For some of you, spending time with Jesus is journaling. Can I just tell you, journaling would be a near-hell experience for me. I finally got freed from the reality a few years ago when somebody said, “Hey, guess what? You don’t have to journal to spend time with Jesus.” And I was like, “Oh, thank you, God,” because for me nothing could be more painful. Now those of you who journal and spend time with Jesus by journaling: God bless you. Keep journaling. Go into my library one day when I go home to be with Jesus. I guarantee you will not find a journal. You’ll find a lot of empty books that people have given me down through the years so I could journal my thoughts, and they’re still empty to this day. But whatever it is for you, whatever it is for you, that helps you find that time to be with Jesus, you can’t ignore it.

This just happened recently at church, within the last year. We’ve got a whole group of people, it’s not a large number, but we’ve got a group of people who do this during sermons: they doodle. They draw. I’ve got a lady who has a wide-margin Bible, and she draws as she hears the sermon. As she hears the Word of God, she visualizes it, and she draws pictures to help bring it alive to her. I think it’s great. I think it’s wonderful, whatever it looks like to sit at his feet, to spend time with him. That’s what Mary did.

Because here’s what I believe with all my heart: you’re getting prepared, some of you are in ministry, you’re getting prepared to go out and serve, whatever the capacity looks like for you to serve our Lord. And here’s what you’re going to get inundated with over and over and over again: what are you doing for Jesus? You’ve got to be doing things for Jesus. But at the core, I believe, is: who are we? Who? Who are we becoming for Jesus? It’s not a matter of just doing. It’s a matter of being. The only way the “being” part of my world and your world is going to be developed in a way that is pleasing and honoring to the Lord is when we’re willing to sit at his feet. That’s what Mary chose, and I hope and pray for each of us that’s what we would choose.

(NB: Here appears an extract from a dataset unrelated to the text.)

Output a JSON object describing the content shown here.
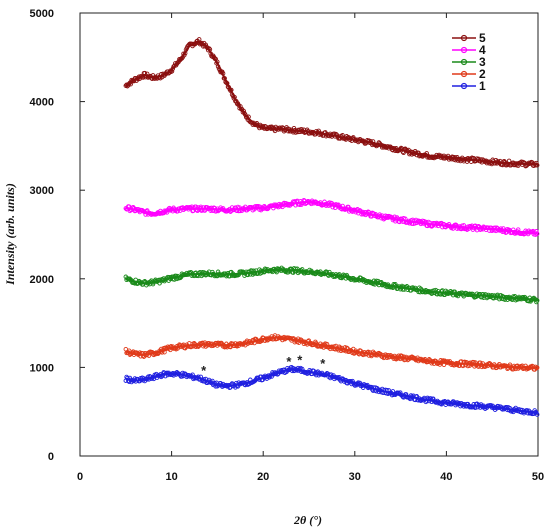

Let me pray for us. Father, thanks for this time. Thanks for these men and women. I thank you for this school. I thank you for all of the professors here. I thank you for their preparation for ministry to serve you Father, whether it’s in the local church, whether it’s around the world, whatever it may look like, Father, that you’re using RTS to prepare men and women to serve you. Father, they will be busy doing things, but may we never forget that we need to be something as well. And that means we need to sit at your feet and learn from you and simply sit to be with you. May we do that. We ask this in Jesus’s name, amen.